Cheap gasoline is also spurring sales of more profitable trucks and sport-utility vehicles, while the average cost of a vehicle sold is rising enough to offset rising sales incentives.

December auto sales are to be reported Tuesday, and Wardsauto.com is forecasting a tally of 17.5 million for 2015, 6.2% higher than last year and slightly higher than the prior 17.3 million record set in 2000.

The strong fundamentals buffer concern about what the Federal Reserve might do to interest rates in coming months. Lending terms remain favorable, prompting AutoNation Inc. Chief Executive Mike Jackson to say "the auto industry does not need a free lunch on interest rates."

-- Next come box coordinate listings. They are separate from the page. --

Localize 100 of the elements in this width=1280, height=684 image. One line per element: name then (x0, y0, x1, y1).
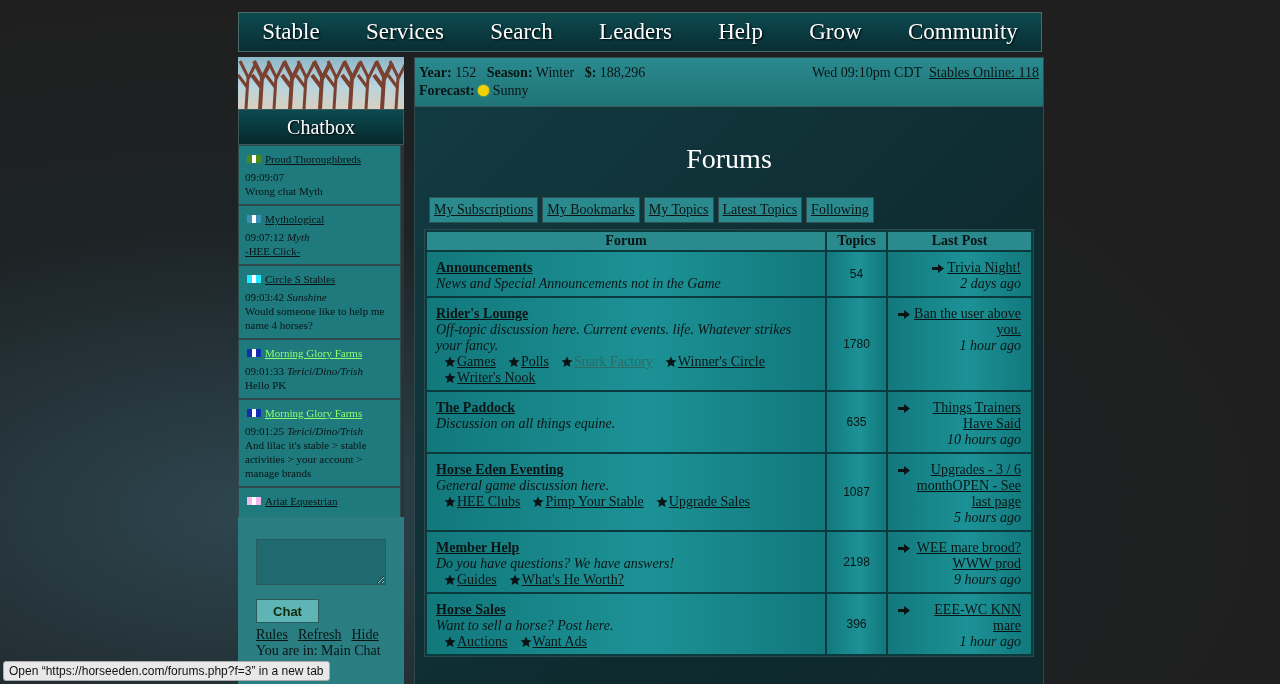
subforum-link[interactable]: Pimp Your Stable (545, 494, 644, 510)
message-time: 09:03:42 Sunshine (245, 290, 328, 304)
subforum-link[interactable]: What's He Worth? (521, 572, 624, 588)
star-icon (655, 496, 668, 508)
nav-link[interactable]: Leaders (599, 19, 672, 45)
nav-link[interactable]: Help (718, 19, 763, 45)
topic-count: 635 (826, 392, 887, 452)
last-post-link[interactable]: EEE-WC KNN mare (913, 602, 1021, 634)
chat-link[interactable]: Rules (256, 627, 288, 643)
message-text[interactable]: -HEE Click- (245, 244, 394, 258)
stable-name-link[interactable]: Mythological (265, 212, 325, 226)
star-icon (444, 636, 456, 648)
last-post-time: 2 days ago (959, 276, 1021, 292)
page-title: Forums (685, 143, 773, 175)
column-header: Forum (427, 232, 825, 250)
nav-link[interactable]: Stable (262, 19, 320, 45)
star-icon (444, 356, 456, 368)
forum-description: General game discussion here. (436, 478, 610, 494)
server-time: Wed 09:10pm CDT (812, 65, 923, 80)
last-post-time: 5 hours ago (953, 510, 1021, 526)
last-post-link[interactable]: Things Trainers Have Said (913, 400, 1021, 432)
message-time: 09:07:12 Myth (245, 230, 311, 244)
forum-description: Want to sell a horse? Post here. (436, 618, 615, 634)
chat-button[interactable]: Chat (256, 599, 319, 623)
nav-link[interactable]: Grow (809, 19, 862, 45)
forum-tab[interactable]: Latest Topics (717, 197, 803, 223)
star-icon (444, 372, 456, 384)
star-icon (560, 356, 573, 368)
forum-tab[interactable]: My Subscriptions (429, 197, 539, 223)
nav-link[interactable]: Search (490, 19, 553, 45)
nav-link[interactable]: Community (907, 19, 1018, 45)
forum-link[interactable]: Member Help (436, 540, 816, 556)
topic-count: 2198 (826, 532, 887, 592)
subforum-link[interactable]: Want Ads (532, 634, 588, 650)
stable-name-link[interactable]: Proud Thoroughbreds (265, 152, 362, 166)
forecast-value: Sunny (492, 83, 529, 98)
message-text: Hello PK (245, 378, 288, 392)
arrow-icon (898, 466, 911, 475)
stable-name-link[interactable]: Morning Glory Farms (265, 346, 363, 360)
link-tooltip: Open “https://horseeden.com/forums.php?f=3” in a new tab (3, 661, 330, 681)
forum-tab[interactable]: Following (806, 197, 874, 223)
topic-count: 54 (826, 252, 887, 296)
star-icon (508, 574, 521, 586)
forum-link[interactable]: Horse Eden Eventing (436, 462, 816, 478)
topic-count: 1087 (826, 454, 887, 530)
subforum-link[interactable]: Polls (520, 354, 549, 370)
star-icon (444, 496, 456, 508)
last-post-time: 1 hour ago (958, 634, 1021, 650)
arrow-icon (898, 404, 911, 413)
star-icon (519, 636, 532, 648)
last-post-time: 9 hours ago (953, 572, 1021, 588)
forum-description: Off-topic discussion here. Current events. life. Whatever strikes your fancy. (436, 322, 793, 354)
chat-link[interactable]: Refresh (297, 627, 342, 643)
forecast-label: Forecast: (419, 83, 475, 98)
forum-tab[interactable]: My Bookmarks (542, 197, 640, 223)
chat-link[interactable]: Hide (351, 627, 379, 643)
subforum-link[interactable]: Guides (457, 572, 497, 588)
star-icon (532, 496, 545, 508)
chat-input[interactable] (256, 539, 386, 585)
stable-name-link[interactable]: Circle S Stables (265, 272, 336, 286)
star-icon (444, 574, 456, 586)
last-post-link[interactable]: Trivia Night! (947, 260, 1021, 276)
nav-link[interactable]: Services (365, 19, 444, 45)
message-text: And lilac it's stable > stable activities > your account > manage brands (245, 438, 368, 480)
forum-link[interactable]: Rider's Lounge (436, 306, 816, 322)
subforum-link[interactable]: HEE Clubs (457, 494, 521, 510)
star-icon (507, 356, 520, 368)
forum-link[interactable]: The Paddock (436, 400, 816, 416)
message-text: Wrong chat Myth (245, 184, 324, 198)
last-post-time: 10 hours ago (946, 432, 1021, 448)
game-stats: Year: 152 Season: Winter $: 188,296 (419, 64, 646, 82)
chat-room-label: You are in: Main Chat (256, 643, 382, 659)
chatbox-title: Chatbox (238, 109, 404, 145)
star-icon (664, 356, 677, 368)
stables-online-link[interactable]: Stables Online: 118 (929, 65, 1039, 80)
message-time: 09:01:25 Terici/Dino/Trish (245, 424, 364, 438)
forum-link[interactable]: Horse Sales (436, 602, 816, 618)
column-header: Last Post (888, 232, 1031, 250)
subforum-link[interactable]: Auctions (457, 634, 508, 650)
forum-description: Discussion on all things equine. (436, 416, 617, 432)
subforum-link[interactable]: Writer's Nook (457, 370, 536, 386)
stable-name-link[interactable]: Morning Glory Farms (265, 406, 363, 420)
last-post-link[interactable]: Ban the user above you. (913, 306, 1021, 338)
message-text: Would someone like to help me name 4 horses? (245, 304, 386, 332)
forum-description: News and Special Announcements not in the Game (436, 276, 722, 292)
message-time: 09:09:07 (245, 170, 286, 184)
message-time: 09:01:33 Terici/Dino/Trish (245, 364, 364, 378)
topic-count: 1780 (826, 298, 887, 390)
arrow-icon (898, 310, 911, 319)
column-header: Topics (826, 232, 887, 250)
stable-name-link[interactable]: Ariat Equestrian (265, 494, 338, 508)
forum-link[interactable]: Announcements (436, 260, 816, 276)
subforum-link[interactable]: Upgrade Sales (668, 494, 751, 510)
subforum-link[interactable]: Games (457, 354, 496, 370)
subforum-link[interactable]: Winner's Circle (677, 354, 765, 370)
arrow-icon (932, 264, 945, 273)
arrow-icon (898, 606, 911, 615)
forum-tab[interactable]: My Topics (643, 197, 714, 223)
last-post-link[interactable]: Upgrades - 3 / 6 monthOPEN - See last page (913, 462, 1021, 510)
last-post-link[interactable]: WEE mare brood? WWW prod (913, 540, 1021, 572)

Still, a significant rate increase would have tough consequences for industry profits, said Mark Wakefield, head of the automotive practice at consultants AlixPartners LLP. He estimates if new-car loan rates eventually increase to 4% from 3%, consumers would spend roughly $1,000 less at the dealership.

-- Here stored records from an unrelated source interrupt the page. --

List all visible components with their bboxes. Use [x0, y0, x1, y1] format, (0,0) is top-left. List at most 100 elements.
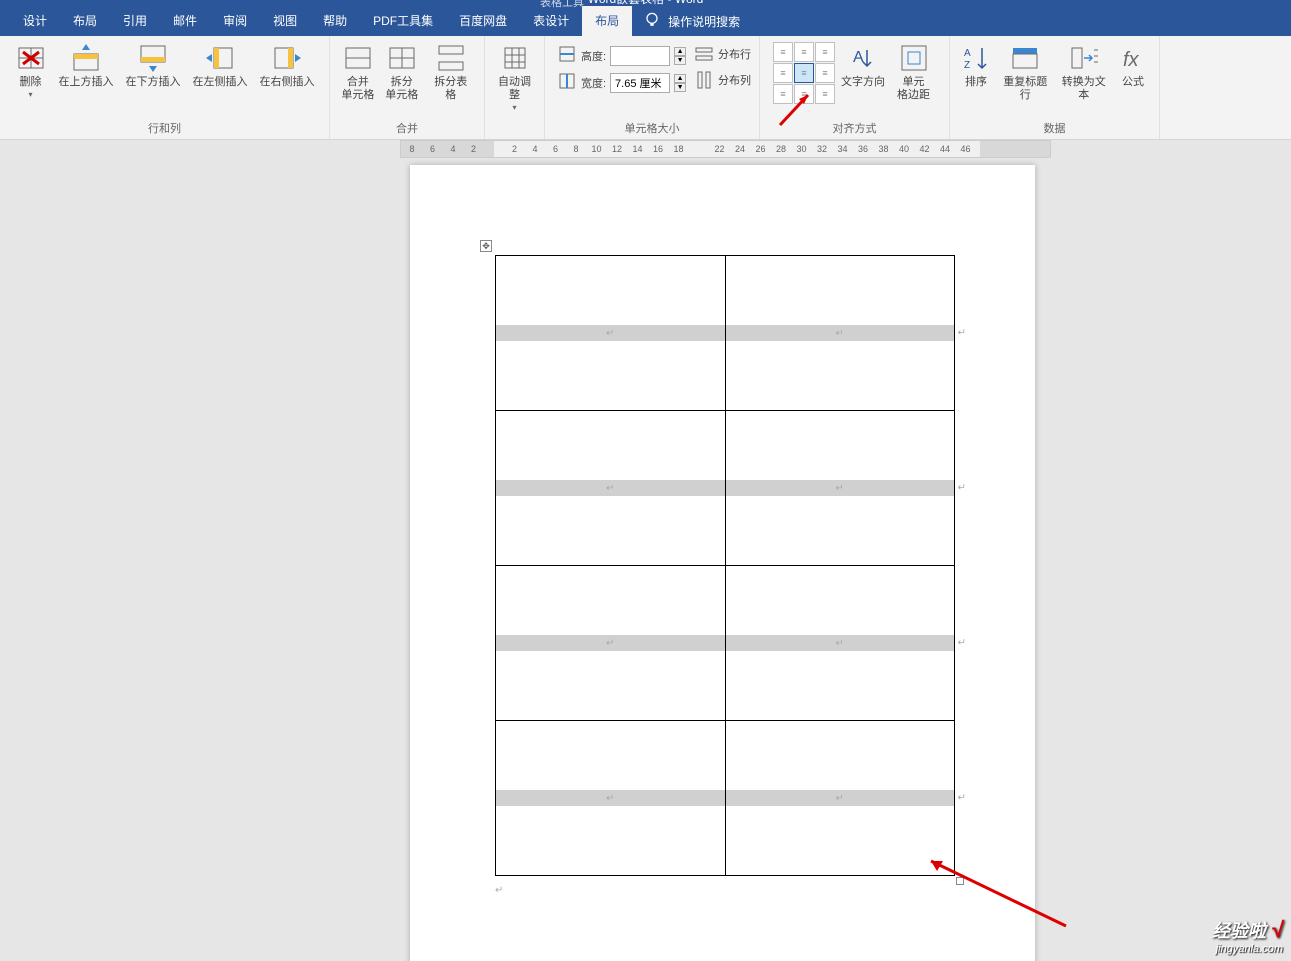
to-text-icon [1068, 42, 1100, 74]
watermark: 经验啦 √ jingyanla.com [1212, 917, 1283, 955]
table-row: ↵ ↵↵ [496, 721, 955, 876]
table-row: ↵ ↵↵ [496, 566, 955, 721]
cell-margins-button[interactable]: 单元 格边距 [891, 40, 936, 104]
width-label: 宽度: [581, 75, 606, 91]
delete-button[interactable]: 删除 ▾ [9, 40, 53, 101]
height-input[interactable] [610, 46, 670, 66]
split-table-label: 拆分表格 [430, 76, 472, 102]
table-cell[interactable]: ↵ [496, 411, 726, 566]
window-title: Word嵌套表格 - Word [588, 0, 704, 7]
tell-me-placeholder: 操作说明搜索 [668, 13, 740, 30]
align-middle-right[interactable]: ≡ [815, 63, 835, 83]
cell-margins-icon [898, 42, 930, 74]
autofit-icon [499, 42, 531, 74]
cell-margins-label: 单元 格边距 [897, 76, 930, 102]
to-text-button[interactable]: 转换为文本 [1055, 40, 1114, 104]
height-spin-up[interactable]: ▲ [674, 47, 686, 56]
autofit-label: 自动调整 [497, 76, 532, 102]
tab-pdf[interactable]: PDF工具集 [360, 6, 446, 36]
document-area: 8642246810121416182224262830323436384042… [0, 140, 1291, 961]
tab-help[interactable]: 帮助 [310, 6, 360, 36]
table-resize-handle[interactable] [956, 877, 964, 885]
alignment-grid: ≡ ≡ ≡ ≡ ≡ ≡ ≡ ≡ ≡ [773, 40, 835, 104]
table-cell[interactable]: ↵↵ [725, 566, 955, 721]
distribute-rows-button[interactable]: 分布行 [694, 44, 751, 64]
formula-icon: fx [1117, 42, 1149, 74]
tab-mailings[interactable]: 邮件 [160, 6, 210, 36]
align-middle-center[interactable]: ≡ [794, 63, 814, 83]
merge-cells-button[interactable]: 合并 单元格 [336, 40, 380, 104]
sort-button[interactable]: AZ 排序 [956, 40, 996, 91]
ribbon: 删除 ▾ 在上方插入 在下方插入 在左侧插入 在右侧插入 行和列 [0, 36, 1291, 140]
width-spin-up[interactable]: ▲ [674, 74, 686, 83]
table-cell[interactable]: ↵ [496, 256, 726, 411]
delete-icon [15, 42, 47, 74]
table-row: ↵ ↵↵ [496, 256, 955, 411]
group-merge-label: 合并 [336, 117, 478, 139]
group-cell-size-label: 单元格大小 [551, 117, 753, 139]
insert-above-label: 在上方插入 [59, 76, 114, 89]
table-cell[interactable]: ↵↵ [725, 256, 955, 411]
tab-baidu[interactable]: 百度网盘 [446, 6, 520, 36]
svg-text:A: A [964, 48, 971, 59]
distribute-cols-button[interactable]: 分布列 [694, 70, 751, 90]
text-direction-button[interactable]: A 文字方向 [835, 40, 891, 91]
repeat-header-icon [1009, 42, 1041, 74]
align-top-right[interactable]: ≡ [815, 42, 835, 62]
insert-right-icon [271, 42, 303, 74]
autofit-button[interactable]: 自动调整 ▾ [491, 40, 538, 114]
insert-right-label: 在右侧插入 [260, 76, 315, 89]
table-cell[interactable]: ↵ [496, 721, 726, 876]
sort-icon: AZ [960, 42, 992, 74]
ruler-ticks: 8642246810121416182224262830323436384042… [401, 144, 1050, 154]
group-alignment: ≡ ≡ ≡ ≡ ≡ ≡ ≡ ≡ ≡ A 文字方向 单元 格边距 对齐方式 [760, 36, 950, 139]
watermark-text2: jingyanla.com [1212, 943, 1283, 955]
tab-view[interactable]: 视图 [260, 6, 310, 36]
document-table[interactable]: ↵ ↵↵ ↵ ↵↵ ↵ ↵↵ ↵ ↵↵ [495, 255, 955, 876]
table-move-handle[interactable]: ✥ [480, 240, 492, 252]
align-middle-left[interactable]: ≡ [773, 63, 793, 83]
title-context: 表格工具 [540, 0, 584, 10]
lightbulb-icon [642, 10, 662, 33]
delete-label: 删除 [20, 76, 42, 89]
split-cells-icon [386, 42, 418, 74]
align-bottom-left[interactable]: ≡ [773, 84, 793, 104]
tab-review[interactable]: 审阅 [210, 6, 260, 36]
width-spin-down[interactable]: ▼ [674, 83, 686, 92]
table-cell[interactable]: ↵↵ [725, 721, 955, 876]
align-bottom-right[interactable]: ≡ [815, 84, 835, 104]
width-input[interactable] [610, 73, 670, 93]
tab-table-layout[interactable]: 布局 [582, 6, 632, 36]
split-table-button[interactable]: 拆分表格 [424, 40, 478, 104]
checkmark-icon: √ [1271, 917, 1283, 942]
tab-layout[interactable]: 布局 [60, 6, 110, 36]
tab-references[interactable]: 引用 [110, 6, 160, 36]
insert-left-button[interactable]: 在左侧插入 [187, 40, 254, 91]
dropdown-arrow-icon: ▾ [28, 90, 32, 99]
align-top-center[interactable]: ≡ [794, 42, 814, 62]
insert-above-button[interactable]: 在上方插入 [53, 40, 120, 91]
group-alignment-label: 对齐方式 [766, 117, 943, 139]
align-bottom-center[interactable]: ≡ [794, 84, 814, 104]
page[interactable]: ✥ ↵ ↵↵ ↵ ↵↵ ↵ ↵↵ ↵ ↵↵ ↵ [410, 165, 1035, 961]
table-cell[interactable]: ↵↵ [725, 411, 955, 566]
horizontal-ruler[interactable]: 8642246810121416182224262830323436384042… [400, 140, 1051, 158]
insert-right-button[interactable]: 在右侧插入 [254, 40, 321, 91]
split-table-icon [435, 42, 467, 74]
align-top-left[interactable]: ≡ [773, 42, 793, 62]
insert-below-button[interactable]: 在下方插入 [120, 40, 187, 91]
formula-button[interactable]: fx 公式 [1113, 40, 1153, 91]
tab-table-design[interactable]: 表设计 [520, 6, 582, 36]
group-merge: 合并 单元格 拆分 单元格 拆分表格 合并 [330, 36, 485, 139]
merge-cells-label: 合并 单元格 [341, 76, 374, 102]
text-direction-label: 文字方向 [841, 76, 885, 89]
group-cell-size: 高度: ▲▼ 宽度: ▲▼ 分布行 分布列 [545, 36, 760, 139]
tab-design[interactable]: 设计 [10, 6, 60, 36]
height-spin-down[interactable]: ▼ [674, 56, 686, 65]
split-cells-button[interactable]: 拆分 单元格 [380, 40, 424, 104]
ribbon-tabs: 设计 布局 引用 邮件 审阅 视图 帮助 PDF工具集 百度网盘 表设计 布局 … [0, 6, 1291, 36]
tell-me-search[interactable]: 操作说明搜索 [642, 10, 740, 33]
table-cell[interactable]: ↵ [496, 566, 726, 721]
repeat-header-button[interactable]: 重复标题行 [996, 40, 1055, 104]
group-autofit-label [491, 133, 538, 139]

For now, consumers hit the showroom acting as if they just got a raise, Mr. Wakefield said. He said low gasoline prices are putting enough money in car buyers' pockets that they are beginning to alter spending decisions on bigger-ticket items.

"We're kind of at the stage where people are believing" cheap gasoline is here to stay, Mr. Wakefield said.

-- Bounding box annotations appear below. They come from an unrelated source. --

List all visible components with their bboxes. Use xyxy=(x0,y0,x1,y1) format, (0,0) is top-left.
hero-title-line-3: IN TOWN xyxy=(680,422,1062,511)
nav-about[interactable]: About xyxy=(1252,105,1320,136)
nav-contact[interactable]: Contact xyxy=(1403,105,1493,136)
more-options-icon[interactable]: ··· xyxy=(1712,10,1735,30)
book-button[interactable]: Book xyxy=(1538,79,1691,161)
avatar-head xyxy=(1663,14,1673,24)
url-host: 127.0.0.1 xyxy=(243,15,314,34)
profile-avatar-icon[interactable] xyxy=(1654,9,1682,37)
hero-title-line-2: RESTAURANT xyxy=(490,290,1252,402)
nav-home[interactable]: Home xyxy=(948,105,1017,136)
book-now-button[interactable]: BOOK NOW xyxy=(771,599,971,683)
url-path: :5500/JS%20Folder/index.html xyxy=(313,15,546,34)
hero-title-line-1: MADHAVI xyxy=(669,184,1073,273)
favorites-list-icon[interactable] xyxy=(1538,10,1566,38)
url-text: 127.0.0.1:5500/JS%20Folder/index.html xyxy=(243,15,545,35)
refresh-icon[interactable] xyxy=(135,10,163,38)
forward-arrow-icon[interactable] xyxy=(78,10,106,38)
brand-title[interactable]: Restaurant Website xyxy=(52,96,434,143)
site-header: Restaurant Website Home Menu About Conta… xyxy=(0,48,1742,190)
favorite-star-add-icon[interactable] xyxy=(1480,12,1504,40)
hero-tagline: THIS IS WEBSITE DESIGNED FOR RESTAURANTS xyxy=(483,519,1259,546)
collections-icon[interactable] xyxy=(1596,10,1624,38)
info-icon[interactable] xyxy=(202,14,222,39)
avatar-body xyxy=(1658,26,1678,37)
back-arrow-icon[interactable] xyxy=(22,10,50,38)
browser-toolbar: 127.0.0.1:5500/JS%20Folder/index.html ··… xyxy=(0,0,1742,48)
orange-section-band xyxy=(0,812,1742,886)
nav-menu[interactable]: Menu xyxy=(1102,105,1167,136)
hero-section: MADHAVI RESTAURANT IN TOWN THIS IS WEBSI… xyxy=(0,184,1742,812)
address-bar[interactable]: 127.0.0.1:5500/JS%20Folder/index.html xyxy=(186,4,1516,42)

That is more good news for auto-industry employment and the mood in dealerships. North American light-vehicle production and capacity utilization have touched records, while the value of U.S. dealerships appears to have fully recovered from the dark days of 2009 when auto sales fell to about 10 million.

Despite the positive signs, there are some risk factors for the industry. Prices of used cars -- whose retail sales are roughly double those of new cars -- have remained firm over the past four years because of short supply, Mr. Wakefield said. But their supply is expected to increase in the near term as vehicles sold in recent years are returned to the dealer as trade-ins or off-lease vehicles. That will likely lead to a drop in used-car prices, which in turn could cannibalize some new-car sales.

"People do need to consider the softening of used-car values as a factor that may dampen new-car sales in 2016 from what they otherwise might have been," said Tom Kontos, chief economist for used-car auction service Adesa.

Mr. Kontos said a more significant influence on future new-car sales might be the fact that consumers' trade-in vehicles are worth less. That decline might make them reconsider buying a new car if they can't swing as much equity into the deal. Average terms of new-vehicle loans also are climbing, which could also result in consumers finding themselves with less equity or even underwater on their loans. "There's definitely a threat if you will to new-car sales from used-car values going down," he said.

U.S. demand is only part of the story. While European volumes are solidly increasing, margins remain thin or nonexistent because of a continuing price war. Large emerging markets such as Russia and Brazil collapsed in recent years, and show little sign of a near-term recovery.

The car markets in China and India are expected to continue expanding, but offer a dose of uncertainty. Demand in China showed signs of flagging earlier in 2015 before volume jumped again in November. In any event, the era of double-digit annual sales growth isn't expected to last.